The goals of the first version of Electrical Fire are to generate a good Java bytecode just-in-time compiler for all of the platforms supported by Netscape. We expect the performance of the first implementation to be substantially better than the Symantec PowerPC JIT.

Win32 will be a special case. It will be necessary for the Win32 implementation to be competitive with any other Java implementation in the marketplace.

Assumptions

To keep the first version of the JIT relatively simple and fast we're assuming that all of the optimizations that could have been done on the bytecode level already have been done by the Java source-to-bytecode compiler. These optimizations include most common subexpression elimination, partial dependency elimination, code motion out of loops, dead code stripping, constant propagation, etc. This greatly limits the set of interesting optimizations and transformations for the JIT and allows us to create a faster JIT. The interesting optimizations for the JIT are the ones that cannot be expressed by the Java bytecodes either because they would break the Java security model, they are target-specific, or Javasoft hasn't thought of them. These include eliminating redundant null pointer or array range checks, scheduling instructions to suit the native instruction set, register allocation, and some strength reduction.

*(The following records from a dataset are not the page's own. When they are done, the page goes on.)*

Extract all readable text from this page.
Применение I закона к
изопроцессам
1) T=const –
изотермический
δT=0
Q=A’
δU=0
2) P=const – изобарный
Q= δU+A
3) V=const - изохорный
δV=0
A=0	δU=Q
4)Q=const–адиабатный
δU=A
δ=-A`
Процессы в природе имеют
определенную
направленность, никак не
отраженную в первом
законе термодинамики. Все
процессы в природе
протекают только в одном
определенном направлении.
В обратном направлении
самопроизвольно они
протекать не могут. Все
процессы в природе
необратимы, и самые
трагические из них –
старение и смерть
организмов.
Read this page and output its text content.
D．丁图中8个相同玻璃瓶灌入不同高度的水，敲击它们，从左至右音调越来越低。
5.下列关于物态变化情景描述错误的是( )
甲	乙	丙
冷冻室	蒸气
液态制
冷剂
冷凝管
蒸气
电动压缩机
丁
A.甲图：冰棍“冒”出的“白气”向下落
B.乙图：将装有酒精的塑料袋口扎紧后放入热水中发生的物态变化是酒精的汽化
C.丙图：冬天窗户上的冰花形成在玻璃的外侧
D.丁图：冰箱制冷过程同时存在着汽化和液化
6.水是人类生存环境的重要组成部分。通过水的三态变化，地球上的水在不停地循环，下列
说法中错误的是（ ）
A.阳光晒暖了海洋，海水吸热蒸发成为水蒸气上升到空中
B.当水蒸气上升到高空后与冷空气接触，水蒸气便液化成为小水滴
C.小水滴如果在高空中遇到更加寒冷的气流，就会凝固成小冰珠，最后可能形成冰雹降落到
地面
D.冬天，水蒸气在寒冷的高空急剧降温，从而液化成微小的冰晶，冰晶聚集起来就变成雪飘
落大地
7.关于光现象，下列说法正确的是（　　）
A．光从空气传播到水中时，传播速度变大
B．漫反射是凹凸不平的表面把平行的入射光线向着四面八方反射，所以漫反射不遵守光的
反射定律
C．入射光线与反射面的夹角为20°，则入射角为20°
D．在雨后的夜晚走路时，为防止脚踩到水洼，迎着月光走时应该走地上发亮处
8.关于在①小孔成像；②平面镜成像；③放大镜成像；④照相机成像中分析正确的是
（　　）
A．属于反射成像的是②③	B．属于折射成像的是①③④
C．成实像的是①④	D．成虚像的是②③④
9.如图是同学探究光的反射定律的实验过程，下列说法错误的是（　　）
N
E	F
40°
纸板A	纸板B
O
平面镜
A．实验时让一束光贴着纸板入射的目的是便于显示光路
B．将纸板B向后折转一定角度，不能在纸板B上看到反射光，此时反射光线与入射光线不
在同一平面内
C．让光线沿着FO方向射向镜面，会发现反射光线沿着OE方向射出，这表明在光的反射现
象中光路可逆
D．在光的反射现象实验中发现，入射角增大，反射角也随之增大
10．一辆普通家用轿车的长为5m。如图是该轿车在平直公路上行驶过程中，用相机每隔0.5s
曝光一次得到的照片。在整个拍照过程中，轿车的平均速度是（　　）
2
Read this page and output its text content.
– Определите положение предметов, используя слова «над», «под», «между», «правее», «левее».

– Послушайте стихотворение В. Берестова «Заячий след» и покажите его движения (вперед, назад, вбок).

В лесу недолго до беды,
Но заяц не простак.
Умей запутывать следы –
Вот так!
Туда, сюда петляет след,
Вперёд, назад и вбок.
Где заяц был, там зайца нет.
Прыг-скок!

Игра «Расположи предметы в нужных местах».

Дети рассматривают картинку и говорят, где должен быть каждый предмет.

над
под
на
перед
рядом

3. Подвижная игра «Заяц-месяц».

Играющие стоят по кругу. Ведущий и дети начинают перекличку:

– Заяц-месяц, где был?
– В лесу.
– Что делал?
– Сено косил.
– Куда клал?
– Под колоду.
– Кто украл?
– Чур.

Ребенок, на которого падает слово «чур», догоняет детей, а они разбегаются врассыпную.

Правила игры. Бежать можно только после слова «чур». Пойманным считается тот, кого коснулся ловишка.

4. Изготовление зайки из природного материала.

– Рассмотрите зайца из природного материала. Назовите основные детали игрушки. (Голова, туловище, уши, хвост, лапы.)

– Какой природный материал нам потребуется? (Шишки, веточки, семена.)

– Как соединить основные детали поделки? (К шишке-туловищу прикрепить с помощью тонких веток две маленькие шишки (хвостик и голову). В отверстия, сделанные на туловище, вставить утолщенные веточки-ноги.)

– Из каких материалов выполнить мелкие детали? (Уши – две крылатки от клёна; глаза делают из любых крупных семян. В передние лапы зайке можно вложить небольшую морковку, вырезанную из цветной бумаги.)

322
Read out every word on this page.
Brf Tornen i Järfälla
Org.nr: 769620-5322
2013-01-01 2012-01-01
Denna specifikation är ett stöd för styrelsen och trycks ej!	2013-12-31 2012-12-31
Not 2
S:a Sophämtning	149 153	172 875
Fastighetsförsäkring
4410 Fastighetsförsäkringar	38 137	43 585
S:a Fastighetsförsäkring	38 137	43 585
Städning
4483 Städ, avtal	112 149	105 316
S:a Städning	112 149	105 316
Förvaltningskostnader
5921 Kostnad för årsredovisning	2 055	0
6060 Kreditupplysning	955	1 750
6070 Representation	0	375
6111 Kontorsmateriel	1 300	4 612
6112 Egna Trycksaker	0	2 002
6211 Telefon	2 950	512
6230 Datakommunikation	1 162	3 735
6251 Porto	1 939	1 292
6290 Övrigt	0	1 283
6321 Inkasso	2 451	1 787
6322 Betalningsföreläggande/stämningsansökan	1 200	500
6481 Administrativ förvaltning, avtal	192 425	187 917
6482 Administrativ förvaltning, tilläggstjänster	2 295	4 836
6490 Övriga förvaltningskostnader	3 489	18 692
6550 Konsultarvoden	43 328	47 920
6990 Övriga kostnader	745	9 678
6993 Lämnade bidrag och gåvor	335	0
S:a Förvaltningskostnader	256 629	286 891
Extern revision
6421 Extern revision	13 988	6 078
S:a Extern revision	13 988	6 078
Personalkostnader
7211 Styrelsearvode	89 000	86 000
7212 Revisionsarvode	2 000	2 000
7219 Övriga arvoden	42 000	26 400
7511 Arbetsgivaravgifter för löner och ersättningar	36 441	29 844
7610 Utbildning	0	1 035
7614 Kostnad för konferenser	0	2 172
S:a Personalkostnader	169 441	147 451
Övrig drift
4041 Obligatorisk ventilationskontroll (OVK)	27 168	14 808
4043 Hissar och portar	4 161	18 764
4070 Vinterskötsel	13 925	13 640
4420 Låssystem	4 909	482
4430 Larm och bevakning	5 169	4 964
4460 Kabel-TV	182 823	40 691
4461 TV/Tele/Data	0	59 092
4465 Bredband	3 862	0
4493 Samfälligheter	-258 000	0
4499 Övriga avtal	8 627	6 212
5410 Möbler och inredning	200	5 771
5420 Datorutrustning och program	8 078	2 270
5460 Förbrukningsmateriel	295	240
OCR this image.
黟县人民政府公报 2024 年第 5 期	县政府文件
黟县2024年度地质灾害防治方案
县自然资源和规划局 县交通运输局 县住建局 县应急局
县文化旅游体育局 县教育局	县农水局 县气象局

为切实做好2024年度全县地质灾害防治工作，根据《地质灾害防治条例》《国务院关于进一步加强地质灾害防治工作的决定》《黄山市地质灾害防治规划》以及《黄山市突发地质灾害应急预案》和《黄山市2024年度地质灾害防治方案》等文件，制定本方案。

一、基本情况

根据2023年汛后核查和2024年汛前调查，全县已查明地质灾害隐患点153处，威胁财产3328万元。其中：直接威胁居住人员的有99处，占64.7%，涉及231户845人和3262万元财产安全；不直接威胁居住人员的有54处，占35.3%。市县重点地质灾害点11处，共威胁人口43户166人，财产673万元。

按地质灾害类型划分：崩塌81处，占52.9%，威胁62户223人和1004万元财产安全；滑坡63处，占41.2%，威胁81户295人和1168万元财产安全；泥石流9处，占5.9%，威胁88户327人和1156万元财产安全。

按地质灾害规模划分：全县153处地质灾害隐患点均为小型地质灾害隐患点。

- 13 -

We believe that the Java source-to-bytecode compiler is the right place to do all the optimizations that can be done there because it has much more time to analyze the Java program; the optimizations are done once by the developer (or us) rather than every time the Java code is loaded. We at Netscape can tweak the compiler or use alternative vendors of such a compiler in order to generate good bytecodes for projects like Javagator; third-party vendors can do likewise.

In the future we plan to do aggressive interprocedural inlining; this is the way (other than making some changes to the definition of the Java language) to get past a coming Java performance plateau. Once we do that, the assumption that all of the optimizations that could have been done at the bytecode level have been done will no longer apply because the Java source-to-bytecode had never seen the inlined combination of methods together. At that point we'll implement some of the more general and traditional optimizations in the JIT.

Translation Speed Goals

Here are a few simple calculations based on the startup time of a Java-based Navigator (front end only) or another similary sized component. We are calculating the necessary translation speed per byte code measured in JIT instructions executed to translate one bytecode. We examine all four scenarios of having to translate either two hundred thousand or a million bytecodes on startup and allowing either two or ten seconds to do it. Ten seconds might seem unreasonable, but we could maintain a disk cache of the translated bytecodes between successive runs of the Navigator.

Number of Bytecodes Desired Time to Translate Time / Bytecode JIT Instructions / Bytecode*

1 M 2 s 2 µs 400

1 M 10 s 10 µs 2000

200 K 2 s 10 µs 2000

200 K 10 s 50 µs 10000

Number of Bytecodes	Desired Time to Translate	Time / Bytecode	JIT Instructions / Bytecode*
1 M	2 s	2 µs	400
1 M	10 s	10 µs	2000
200 K	2 s	10 µs	2000
200 K	10 s	50 µs	10000

* Assumes a 200 MHz machine executing an average of one instruction per cycle.

By these back-of-the-envelope calculations we can execute between 400 and 10000 instructions in the JIT for each Java bytecode translated. Our initial goal is for a number somewhere in the middle of the range, such as 2000. To reach this goal we have to avoid using algorithms that are substantially slower than linear on typical code (it may be OK if they are, say, quadratic on atypical Java code or, if the constant factors are extremely small, even quadratic on typical code).

These figures do not include the time to run these byte codes. The total time to translate and execute might be a more interesting number -- as we spend more time translating, our execution time could go down at a greater than linear rate.